Mémoire de la politique n°52

De nombreuses difficultés pèsent sur l’effort de mise en œuvre du protocole de Kyoto négocié en novembre 1997, et sur les autres mesures nécessaires pour réduire les émissions mondiales de gaz à effet de serre dans le but d’enrayer le changement climatique mondial. Le gouffre le plus difficile à combler est probablement celui qui sépare les États-Unis des pays en développement concernant la nécessité de la participation de ces derniers à tout plan mondial de lutte contre le changement climatique.

Le point de vue du Nord

Nous ne pouvons pas résoudre le problème du changement climatique sans la participation des pays en développement. Pour commencer, le Sénat américain s’oppose fermement à tout accord qui omettrait des objectifs les concernant. Le Sénat a adopté par un vote de 95-0 la résolution Byrd-Hagel, qui a fait de l’engagement des pays en développement à l’égard des objectifs d’émission une condition préalable à la ratification du traité de Kyoto.

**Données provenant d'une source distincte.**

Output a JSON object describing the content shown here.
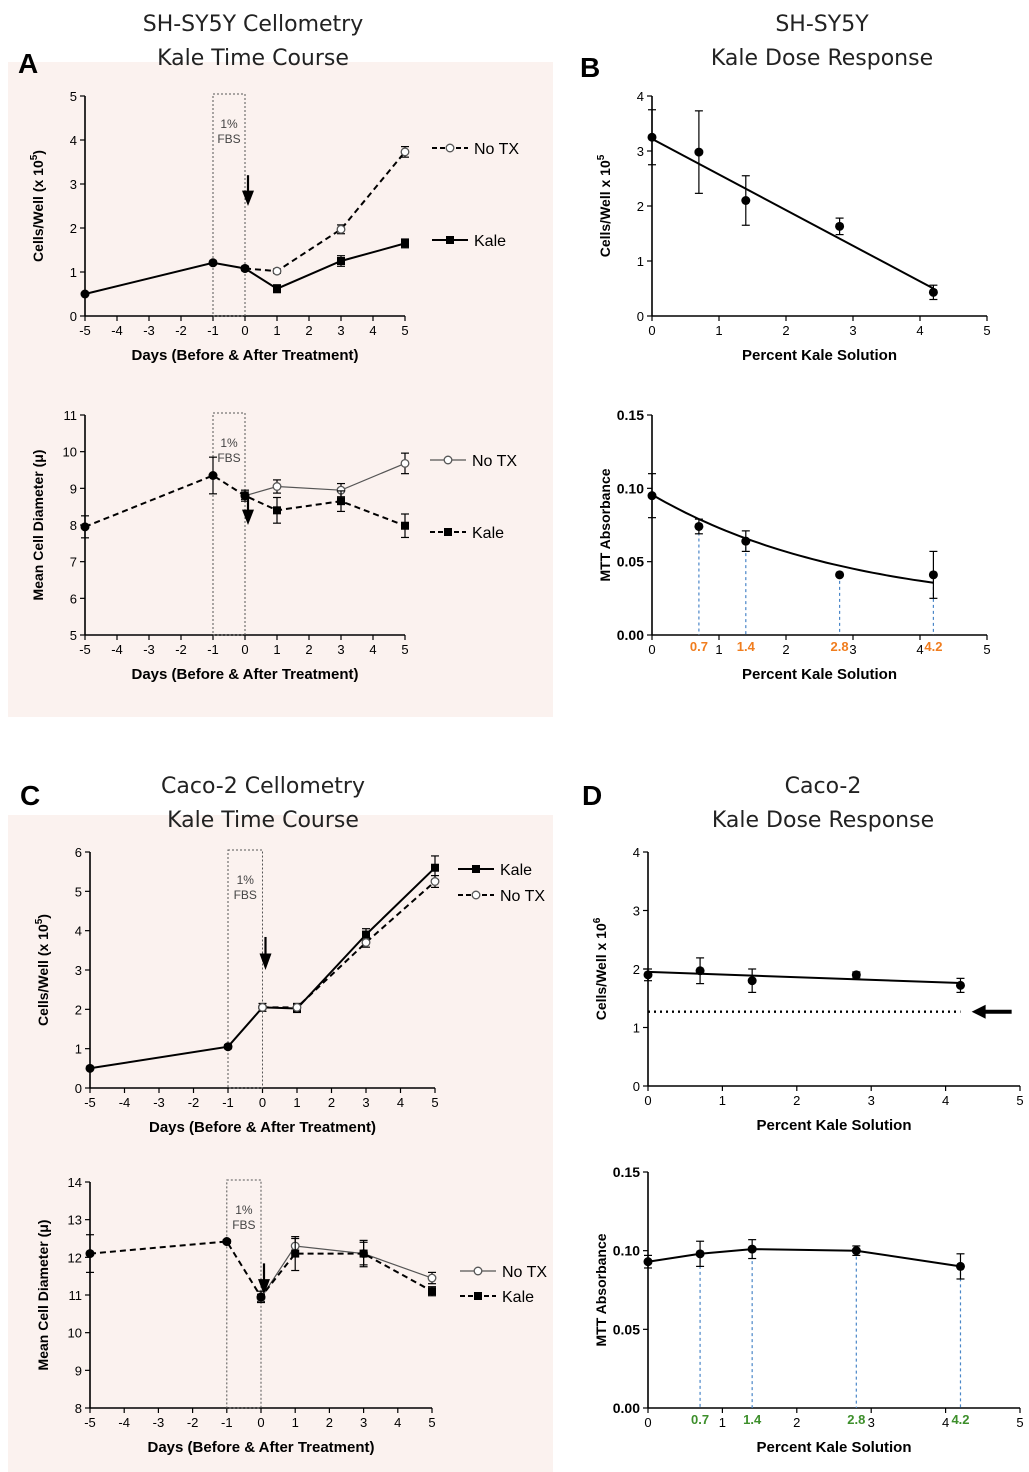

Une participation significative des pays en développement est essentielle pour plusieurs raisons :

  • Premièrement, un problème mondial exige une solution mondiale. Le problème est intrinsèquement un problème sur lequel un pays individuel peut faire peu de progrès à lui seul. Une solution efficace exige que tous les pays acceptent de participer ensemble.
  • Les émissions des pays en développement augmentent le plus rapidement et dépasseront celles des pays industrialisés au début du siècle prochain, en supposant que les émissions des deux groupes de pays se poursuivent comme prévu en l’absence d’un accord, c’est-à-dire en supposant qu’ils continuent à faire comme si de rien n’était. L’International Energy Outlook 1999, publié par l’Agence américaine d’information sur l’énergie, prévoit que ce passage pourrait se produire d’ici 2010. La Chine devrait dépasser les États-Unis en tant que principal émetteur d’ici 2020 environ. Ainsi, sans la participation des économies en développement, les réductions des émissions par les pays industrialisés ne feront pas grand-chose pour éviter le changement climatique.
  • Si les pays en développement ne participent pas au régime international, leurs émissions pourraient augmenter encore plus que prévu dans le cadre d’une poursuite du business as usual (BAU) mondial. C’est le problème des « fuites ». Les émissions des pays en développement pourraient augmenter d’un quart de tonne pour chaque tonne de réduction des émissions de carbone dans les pays industrialisés. La délocalisation des industries à forte intensité de carbone des pays participants vers les pays non participants est un canal possible de fuite, une conséquence involontaire de l’accord de Kyoto. De même, la réduction de l’utilisation du pétrole dans les pays industrialisés entraînera une baisse des prix mondiaux du pétrole, ce qui encouragera une augmentation de l’utilisation et des émissions de carbone dans les pays en développement.
  • Enfin, la participation des pays en développement est cruciale car elle permettrait des réductions d’émissions relativement peu coûteuses à la place des réductions à coût élevé dans les pays industrialisés. Les réductions d’émissions de gaz à effet de serre dans les pays en développement ont le même bénéfice environnemental global que les réductions dans les pays industrialisés, même si les réductions dans les pays en développement sont souvent beaucoup moins coûteuses. Il est donc logique d’intégrer les réductions d’émissions dans les pays en développement dans le système international.

Le point de vue du Sud

Les pays en développement avancent plusieurs contre-arguments :

  • Premièrement, leur devoir est envers leurs citoyens. Plus précisément, leur priorité doit être d’élever leur propre niveau de vie économique. Pour ce faire, ils doivent augmenter les revenus tels qu’ils se reflètent dans les transactions du marché, tout en contrôlant la pollution locale de l’air et de l’eau. Cette pollution est déjà visible et a un impact important sur la santé. Le contrôle de la pollution locale doit avoir la priorité sur le contrôle des gaz à effet de serre, qui ne sont pas visibles et qui pourraient n’avoir de graves effets sur la santé que dans un siècle.
  • Deuxièmement, les pays en développement ne devraient pas être tenus de prendre une mesure qui implique des sacrifices économiques avant que les pays industrialisés ne l’aient fait. Les pays industrialisés ont créé le problème ; et ils sont plus riches et peuvent plus facilement se permettre de faire des sacrifices.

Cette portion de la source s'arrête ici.